Perennial classics Chungking Express and In The Mood For Love – both recipients of countless awards from festivals like the Hong Kong Film Awards and Cannes – are ideal starting points that showcase Wong’s MTV-inspired filmmaking style and delirious, romantic storytelling. They each screen on the afternoon of January 31, and again on February 26 as part of a five-film Wong Kar-wai all-nighter. For a taste of the crowning jewel of the New Taiwanese Cinema movement, meanwhile, pop back on February 15 for the Edward Yang masterpiece Yi Yi.

Xiao Wu (Pickpocket) (Jia Zhangke, 1997) on MUBI

A leading figure within China’s subversive 90s ‘Sixth Generation’, and arguably the most important mainland Chinese filmmaker in modern history, Jia Zhangke was essential in fostering international attention for underground Chinese cinema in the late 90s after feature debut Xiao Wu (Pickpocket) won two awards at Berlin in 1998.

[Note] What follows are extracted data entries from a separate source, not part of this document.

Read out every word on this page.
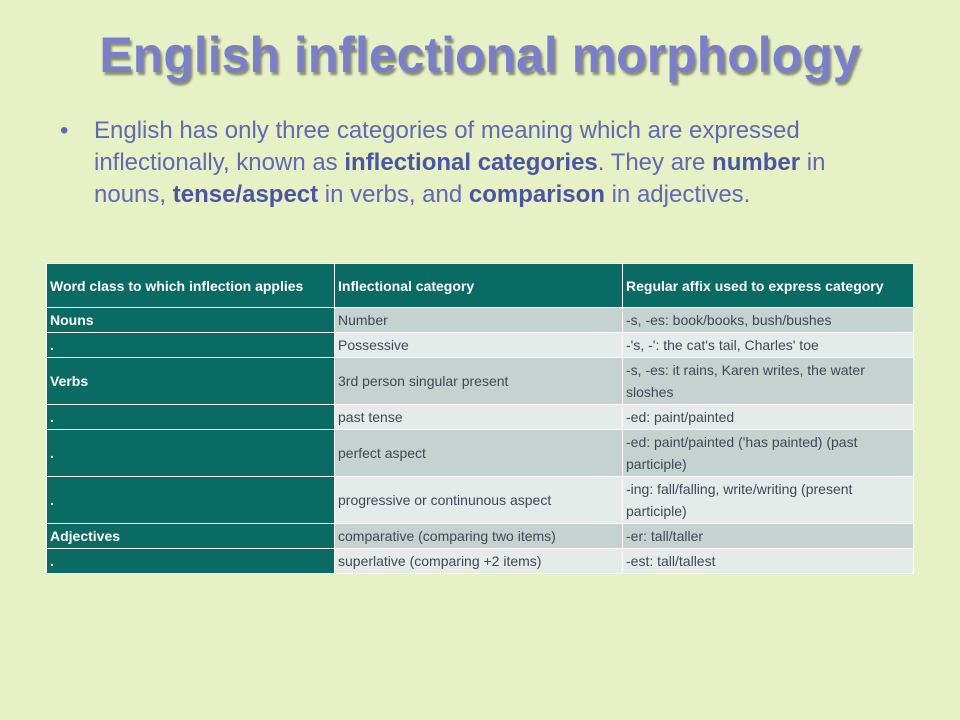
English inflectional morphology
• English has only three categories of meaning which are expressed inflectionally, known as inflectional categories. They are number in nouns, tense/aspect in verbs, and comparison in adjectives.
Word class to which inflection applies	Inflectional category	Regular affix used to express category
Nouns	Number	-s, -es: book/books, bush/bushes
.	Possessive	-'s, -': the cat's tail, Charles' toe
Verbs	3rd person singular present	-s, -es: it rains, Karen writes, the water sloshes
.	past tense	-ed: paint/painted
.	perfect aspect	-ed: paint/painted ('has painted) (past participle)
.	progressive or continunous aspect	-ing: fall/falling, write/writing (present participle)
Adjectives	comparative (comparing two items)	-er: tall/taller
.	superlative (comparing +2 items)	-est: tall/tallest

The low-budget film, shot on 16mm with non-professional actors in Jia’s hometown of Fenyang, and presented in 4:3 with a bottle-green tint, is the documentary-like tale of a petty criminal described as a “one-man crimewave” by the local police, who remains stuck in his old ways as the world moves on around him. Visually defined by captivating shot composition and a rich visual aesthetic, the film also comments on the changing political and economic forces that were reshaping Chinese society in the 1990s – most notably signposted by an in-film campaign urging criminals to turn themselves in to “advance the rectification policy and the fight against crime”.

Newly restored in 4K, Xiao Wu is currently streaming on MUBI. Further Jia highlights including A Touch of Sin, Mountains May Depart and Ash Is Purest White can be found on the BFI Player, and on physical media via Arrow Video and New Wave Films.